A missão não é tripulada, e a Juice não leva instrumentos capazes de detectar extraterrestres. Porém, as 6,2t de aparelhos científicos da sonda vão farejar a possibilidade de as luas geladas de Júpiter abrigarem vida. Farão isso examinando as condições necessárias para tanto: água, elementos básicos biológicos, energia e estabilidade. "Isso não significa que vamos encontrar vida, mas que queremos saber se é possível", disse, à agência France-Press de notícias (AFP), Francis Rocard, planetólogo do Centro Nacional de Estudos Espaciais (Cnes) da França.
A Juice será lançada ao espaço a bordo de um foguete Ariane 5, da Guiana Francesa. Após subir a 1,5 mil quilômetro, será impulsionada a jornada a Júpiter. Sua chegada à órbita do planeta está prevista para 2031, a uma distância de 628 milhões de quilômetros da Terra.
A viagem será longa e sinuosa, à medida que a sonda não tem energia suficiente para chegar a Júpiter em uma trajetória direta. A sonda passará de planeta em planeta, usando suas respectivas forças de gravidade para se impulsionar para frente, como uma catapulta.
O primeiro destino é a Lua, depois Vênus (2025), posteriormente a Terra novamente (2029), que a ajudará a dar o empurrão final para Júpiter e seus satélites naturais. "Ao passar por Vênus, a sonda enfrentará temperaturas de 250ºC e quando chegar a Júpiter, de -230ºC, uma diferença enorme", alerta Carole Larigauderie, do Cnes.

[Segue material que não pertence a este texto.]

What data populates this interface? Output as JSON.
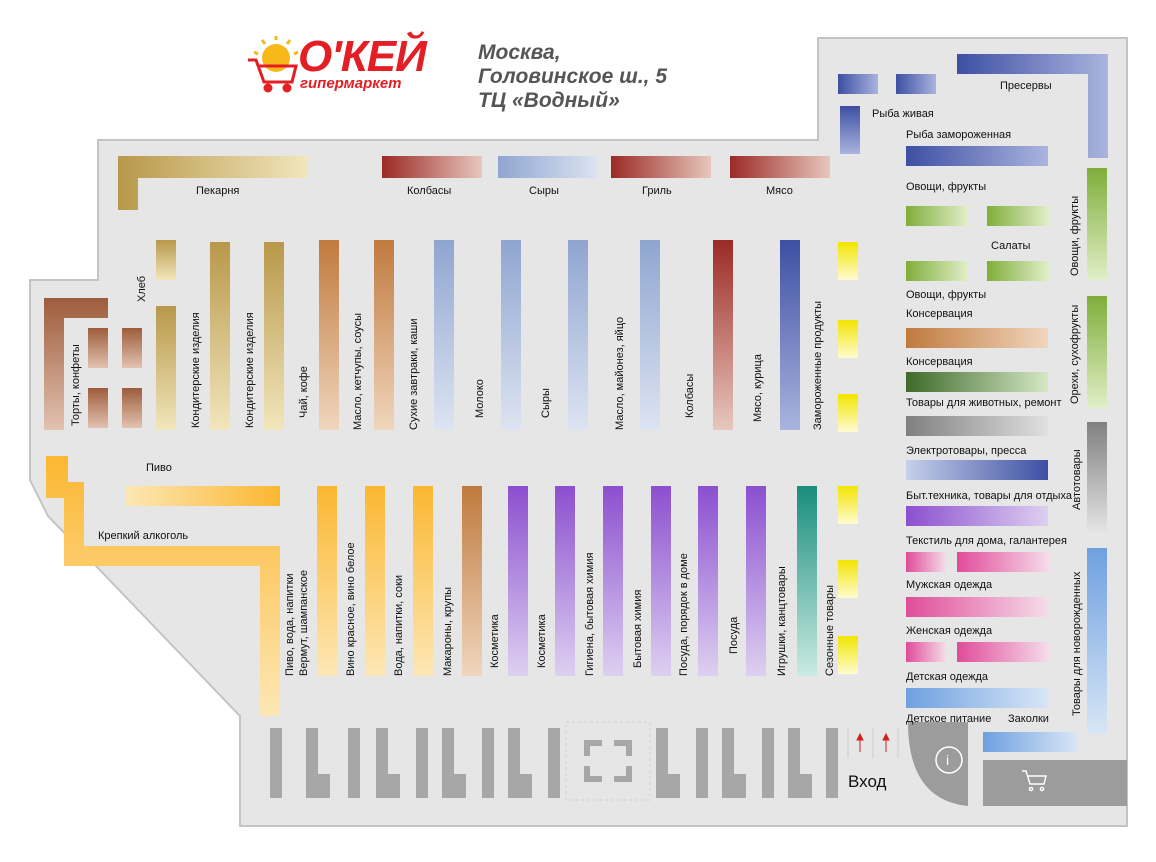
{
  "header": {
    "brand": "О'КЕЙ",
    "brand_sub": "гипермаркет",
    "address_line1": "Москва,",
    "address_line2": "Головинское ш., 5",
    "address_line3": "ТЦ «Водный»"
  },
  "labels": {
    "bakery": "Пекарня",
    "sausages_top": "Колбасы",
    "cheese_top": "Сыры",
    "grill": "Гриль",
    "meat_top": "Мясо",
    "live_fish": "Рыба живая",
    "preserves": "Пресервы",
    "frozen_fish": "Рыба замороженная",
    "veg_fruit_1": "Овощи, фрукты",
    "salads": "Салаты",
    "veg_fruit_2": "Овощи, фрукты",
    "canned_1": "Консервация",
    "canned_2": "Консервация",
    "pets_repair": "Товары для животных, ремонт",
    "electro_press": "Электротовары, пресса",
    "appliances_leisure": "Быт.техника, товары для отдыха",
    "textile": "Текстиль для дома, галантерея",
    "mens": "Мужская одежда",
    "womens": "Женская одежда",
    "kids": "Детская одежда",
    "baby_food": "Детское питание",
    "hairpins": "Заколки",
    "beer": "Пиво",
    "strong_alcohol": "Крепкий алкоголь",
    "entrance": "Вход",
    "info": "i",
    "v_cakes": "Торты, конфеты",
    "v_bread": "Хлеб",
    "v_confect_1": "Кондитерские изделия",
    "v_confect_2": "Кондитерские изделия",
    "v_tea": "Чай, кофе",
    "v_oil": "Масло, кетчупы, соусы",
    "v_cereal": "Сухие завтраки, каши",
    "v_milk": "Молоко",
    "v_cheese": "Сыры",
    "v_mayo": "Масло, майонез, яйцо",
    "v_sausage": "Колбасы",
    "v_meat": "Мясо, курица",
    "v_frozen": "Замороженные продукты",
    "v_veg_right": "Овощи, фрукты",
    "v_nuts": "Орехи, сухофрукты",
    "v_auto": "Автотовары",
    "v_newborn": "Товары для новорожденных",
    "v_beer_water": "Пиво, вода, напитки",
    "v_vermouth": "Вермут, шампанское",
    "v_wine": "Вино красное, вино белое",
    "v_water": "Вода, напитки, соки",
    "v_pasta": "Макароны, крупы",
    "v_cosm_1": "Косметика",
    "v_cosm_2": "Косметика",
    "v_hygiene": "Гигиена, бытовая химия",
    "v_chem": "Бытовая химия",
    "v_dishes_home": "Посуда, порядок в доме",
    "v_dishes": "Посуда",
    "v_toys": "Игрушки, канцтовары",
    "v_season": "Сезонные товары"
  },
  "colors": {
    "floor": "#e6e6e6",
    "floor_border": "#bdbdbd",
    "bakery": "#b8984a",
    "meat_red": "#9b2a25",
    "cheese_blue": "#9fb3d6",
    "dark_blue": "#3d4fa3",
    "green": "#7fae3a",
    "brown_orange": "#c07a3e",
    "yellow": "#f2e500",
    "orange": "#fbb731",
    "purple": "#8c4fd0",
    "pink": "#e04c9a",
    "teal": "#1a8d7c",
    "gray": "#808080",
    "brand_red": "#e31e24"
  }
}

Para suportar essa diferença de temperaturas, o objeto espacial é coberto de várias camadas de material isolante.
Após uma parada perigosa, a sonda entrará na órbita de Júpiter para começar sua missão científica: inspecionar o planeta gigante e seus principais satélites, Io, Europa, Ganímedes e Calisto. "É um sistema solar em miniatura cujo estudo nos permitirá entender melhor como o nosso Sistema Solar foi formado", explica Olivier Witasse, gerente do projeto na Agência Espacial Europeia. A Juice utilizará dados meteorológicos, estudará campos magnéticos e examinará a conexão entre as diferentes luas para detectar ambientes favoráveis ao surgimento de outras formas de vida.
A atenção maior será sobre Ganímedes, a maior lua do Sistema Solar, a única que tem um campo magnético que a protege da radiação e uma forte candidata, junto com Europa, à busca por condições ideais de vida. Ambos os satélites estão cobertos por uma espessa camada de gelo, e, embaixo deles, existem vastos oceanos de água líquida, a principal condição para o surgimento da vida.